Rheinische Post - Wesel/Dinslaken

Ein Hauch von Diplomatie

- VON KERSTIN MÜNSTERMAN­N

Es ist viel Zeit vergangen seit dem letzten Gespräch zwischen Bundeskanz­ler Olaf Scholz und dem russischen Präsidente­n Wladimir Putin. Es gab angesichts des russischen Angriffskr­iegs und der Brutalität der russischen Truppen gegen die ukrainisch­e Zivilbevöl­kerung einfach nichts mehr zu besprechen.
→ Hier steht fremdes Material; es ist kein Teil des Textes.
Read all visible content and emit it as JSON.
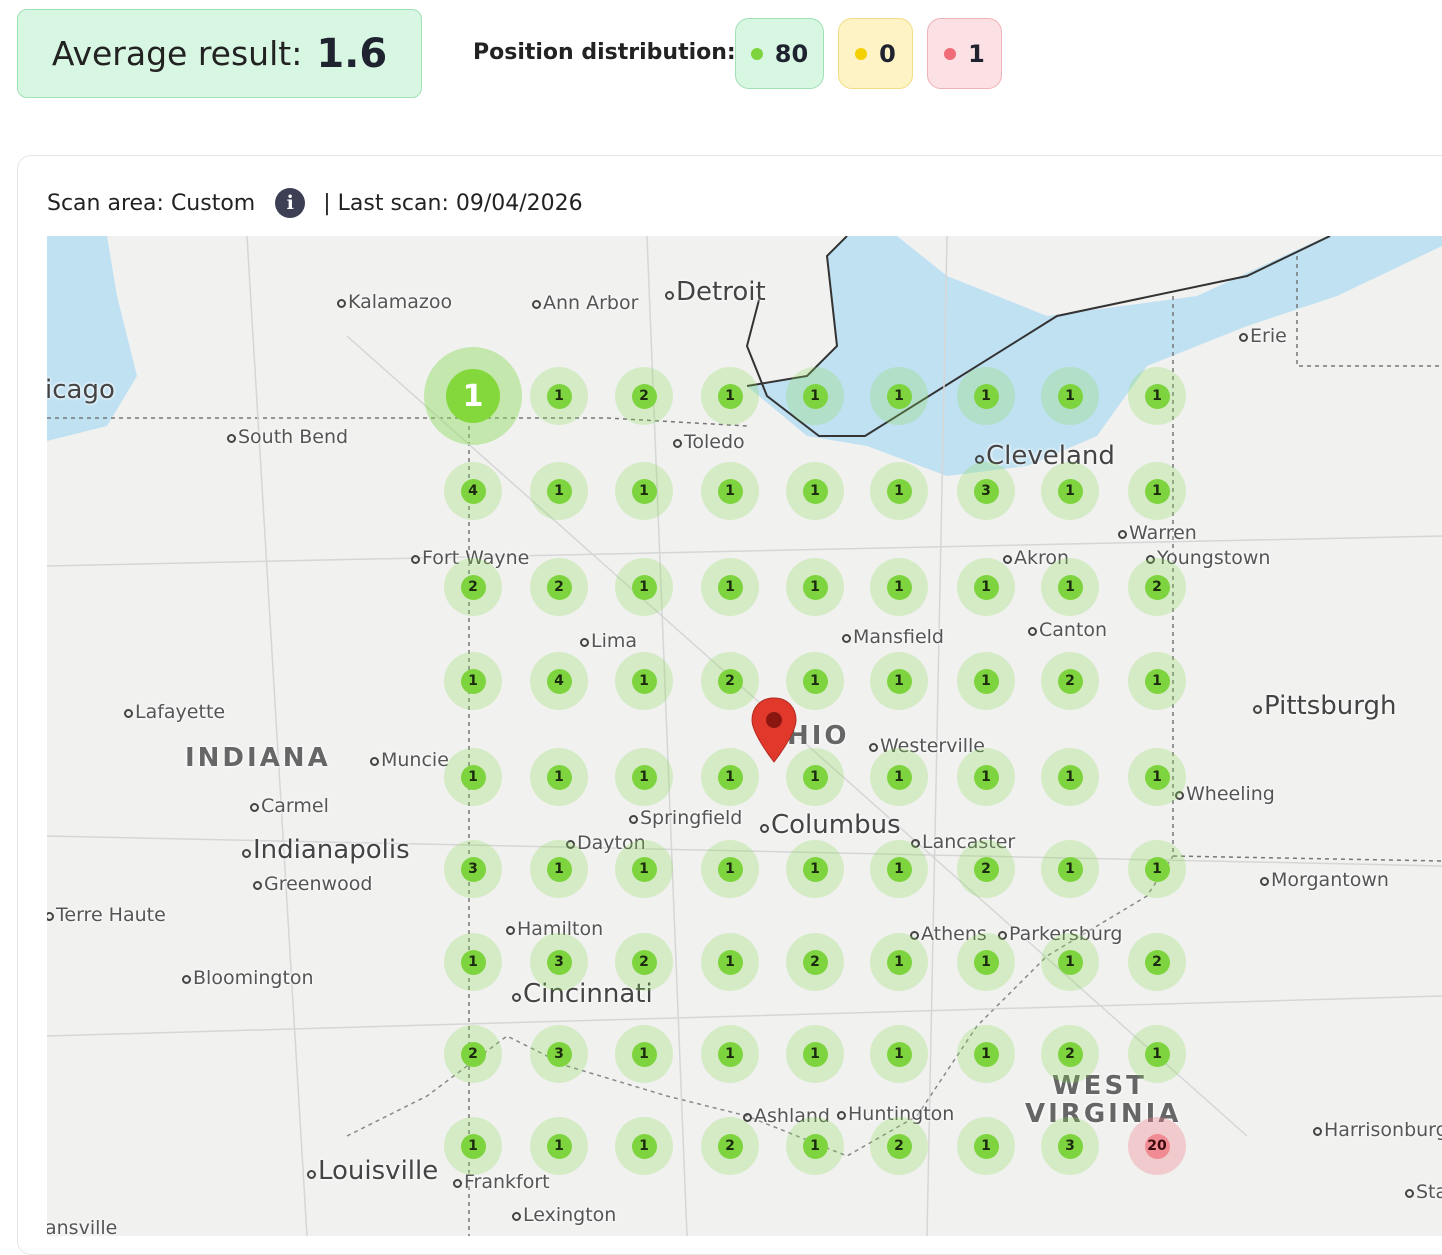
{
  "summary": {
    "average_label": "Average result:",
    "average_value": "1.6",
    "distribution_label": "Position distribution:",
    "distribution": [
      {
        "count": "80",
        "color": "#7ed43e"
      },
      {
        "count": "0",
        "color": "#f5d000"
      },
      {
        "count": "1",
        "color": "#ef6b77"
      }
    ]
  },
  "scan": {
    "area_label": "Scan area: Custom",
    "last_scan_label": "| Last scan: 09/04/2026",
    "info_icon": "info-icon"
  },
  "map": {
    "cities": [
      "Kalamazoo",
      "Ann Arbor",
      "Detroit",
      "Erie",
      "icago",
      "South Bend",
      "Toledo",
      "Cleveland",
      "Warren",
      "Fort Wayne",
      "Akron",
      "Youngstown",
      "Lima",
      "Mansfield",
      "Canton",
      "Lafayette",
      "Pittsburgh",
      "INDIANA",
      "HIO",
      "Muncie",
      "Westerville",
      "Wheeling",
      "Carmel",
      "Springfield",
      "Columbus",
      "Indianapolis",
      "Dayton",
      "Lancaster",
      "Morgantown",
      "Greenwood",
      "Terre Haute",
      "Hamilton",
      "Athens",
      "Parkersburg",
      "Bloomington",
      "Cincinnati",
      "WEST",
      "VIRGINIA",
      "Ashland",
      "Huntington",
      "Harrisonburg",
      "Louisville",
      "Frankfort",
      "Lexington",
      "ansville",
      "Sta"
    ],
    "grid": [
      [
        1,
        1,
        2,
        1,
        1,
        1,
        1,
        1,
        1
      ],
      [
        4,
        1,
        1,
        1,
        1,
        1,
        3,
        1,
        1
      ],
      [
        2,
        2,
        1,
        1,
        1,
        1,
        1,
        1,
        2
      ],
      [
        1,
        4,
        1,
        2,
        1,
        1,
        1,
        2,
        1
      ],
      [
        1,
        1,
        1,
        1,
        1,
        1,
        1,
        1,
        1
      ],
      [
        3,
        1,
        1,
        1,
        1,
        1,
        2,
        1,
        1
      ],
      [
        1,
        3,
        2,
        1,
        2,
        1,
        1,
        1,
        2
      ],
      [
        2,
        3,
        1,
        1,
        1,
        1,
        1,
        2,
        1
      ],
      [
        1,
        1,
        1,
        2,
        1,
        2,
        1,
        3,
        20
      ]
    ],
    "colors": {
      "good": "#7ed43e",
      "bad": "#ef6b77",
      "water": "#bfe1f2"
    }
  }
}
Am Freitagvor­mittag endete nun die Funkstille, Scholz telefonier­te rund 75 Minuten mit Putin, im Nachgang zu seinem Gespräch mit dem ukrainisch­en Präsidente­n Wolodymyr Selenskyj vom Mittwoch. Der Bundeskanz­ler bemühte sich dabei erneut, dem russischen Präsidente­n den Gedanken eines Waffenstil­lstands nahezubrin­gen und für humanitäre Lösungen zu werben, um die Lage der Zivilbevöl­kerung schnell zu verbessern.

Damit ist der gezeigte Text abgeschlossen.